By
Ryan Finley
Arizona Daily Wildcat
The USA basketball team is going to win another gold medal in convincing fashion.
And nobody's going to care.
Olympic basketball has become a foregone conclusion for sports fans and has, therefore, lost the intrinsic value of sport itself - competition.
To put it simply, we're bullies. Nobody likes us because we beat them up.
As a sports fan, would you watch a baseball game between the New York Yankees and the Catalina Foothills Junior Varsity Softball Team? Hell no.
Would you pay money to watch the Raiders play my intramural team? Probably not.
The Olympics are pretty much the same thing. So what if the U.S. kills Zimbabwe or Trinidad and Tobago?
There's no game there. And when there's no game, there will be no fans. The United States has the best players in the world - everyone knows it.
Based on that fact, it's time to stop being bullies. There is no country in the world that treats basketball as seriously as Americans do. So naturally, our best is better than everybody else's best.
That's why Olympic basketball should be played by America's best collegiate players.
College players are younger, hungrier and will prove to be better competition with the rest of the world.

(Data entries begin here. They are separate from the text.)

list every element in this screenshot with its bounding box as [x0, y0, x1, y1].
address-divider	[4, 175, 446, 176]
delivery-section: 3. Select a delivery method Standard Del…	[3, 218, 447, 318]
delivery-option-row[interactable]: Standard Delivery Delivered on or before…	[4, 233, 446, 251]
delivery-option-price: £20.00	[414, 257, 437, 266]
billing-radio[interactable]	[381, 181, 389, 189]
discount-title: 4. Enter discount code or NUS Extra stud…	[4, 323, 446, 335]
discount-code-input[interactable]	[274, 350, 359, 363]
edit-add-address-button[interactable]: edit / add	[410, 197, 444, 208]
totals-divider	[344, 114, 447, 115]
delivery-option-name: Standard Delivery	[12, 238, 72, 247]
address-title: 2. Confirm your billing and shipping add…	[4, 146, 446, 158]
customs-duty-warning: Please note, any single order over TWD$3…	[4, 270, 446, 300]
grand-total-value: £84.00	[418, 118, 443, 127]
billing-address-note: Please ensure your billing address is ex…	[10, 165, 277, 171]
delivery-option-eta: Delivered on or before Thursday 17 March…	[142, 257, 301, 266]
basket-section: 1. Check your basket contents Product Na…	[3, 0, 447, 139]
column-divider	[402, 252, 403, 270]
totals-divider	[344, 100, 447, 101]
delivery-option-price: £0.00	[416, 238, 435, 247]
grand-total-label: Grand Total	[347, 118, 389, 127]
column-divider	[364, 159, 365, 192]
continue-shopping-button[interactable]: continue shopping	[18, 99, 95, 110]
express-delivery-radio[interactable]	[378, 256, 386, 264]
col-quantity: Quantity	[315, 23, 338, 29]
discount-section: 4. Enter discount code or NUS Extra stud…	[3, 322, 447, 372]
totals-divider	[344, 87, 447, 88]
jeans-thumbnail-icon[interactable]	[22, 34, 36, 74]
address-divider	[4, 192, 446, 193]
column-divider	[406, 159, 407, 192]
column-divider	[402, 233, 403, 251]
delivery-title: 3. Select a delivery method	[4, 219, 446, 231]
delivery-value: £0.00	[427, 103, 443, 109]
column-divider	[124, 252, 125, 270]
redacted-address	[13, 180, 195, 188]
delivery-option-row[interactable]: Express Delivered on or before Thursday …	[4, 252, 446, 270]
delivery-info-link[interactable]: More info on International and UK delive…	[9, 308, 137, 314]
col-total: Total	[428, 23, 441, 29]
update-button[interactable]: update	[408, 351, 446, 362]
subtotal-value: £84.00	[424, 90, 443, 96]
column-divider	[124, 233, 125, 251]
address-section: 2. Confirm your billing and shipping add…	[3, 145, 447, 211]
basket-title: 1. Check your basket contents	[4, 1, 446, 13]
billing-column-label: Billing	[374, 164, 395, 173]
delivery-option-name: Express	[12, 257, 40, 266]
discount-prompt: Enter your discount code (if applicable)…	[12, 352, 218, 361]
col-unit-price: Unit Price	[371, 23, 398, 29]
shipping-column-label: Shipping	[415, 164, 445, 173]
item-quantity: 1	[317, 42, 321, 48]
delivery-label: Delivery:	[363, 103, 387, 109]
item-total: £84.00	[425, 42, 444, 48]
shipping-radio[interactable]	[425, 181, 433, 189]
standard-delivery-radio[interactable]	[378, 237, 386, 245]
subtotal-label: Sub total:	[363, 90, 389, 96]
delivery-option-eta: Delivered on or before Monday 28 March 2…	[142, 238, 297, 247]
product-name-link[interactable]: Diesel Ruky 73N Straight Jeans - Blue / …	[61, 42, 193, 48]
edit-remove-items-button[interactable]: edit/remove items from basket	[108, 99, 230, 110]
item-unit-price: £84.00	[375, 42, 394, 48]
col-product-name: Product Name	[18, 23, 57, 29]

Maybe it's just me, but I believe that an Olympic medal would mean more to Loren Woods than Vince Carter. These college kids are just that - kids - and would be a welcome sight to a world of sports fans weary of watching Carter, Kevin Garnett and Antonio McDyess dunk and taunt nations like New Zealand and China.
So give me a team that's coached by Mike Jarvis or Lute Olson. Put the country's top 15 college players on the floor. There would be players from all walks of life and all political backgrounds - just picture Richie Frahm from Gonzaga playing alongside St. Johns' Bootsy Thornton. It would be a true melting pot - rich and poor, blacks and whites, haves and have-nots.
Kind of like the United States itself.
"But wait" - Dream Team proponents would say - "we need to send our best and brightest to the Olympics every four years. Do you see the U.S. leaving its best track stars at home because they might look like bullies?"
Basketball, though, is a completely different animal. If the United States sent Ken Griffey, Jr. and Mark McGwire to play Olympic baseball, the Stars-and-Stripes would win gold. No problem.
While major league baseball knows the importance of playing fair, Team USA continues to dunk taunt, and smack-talk their way to another gold.
No wonder the rest of the world hates us.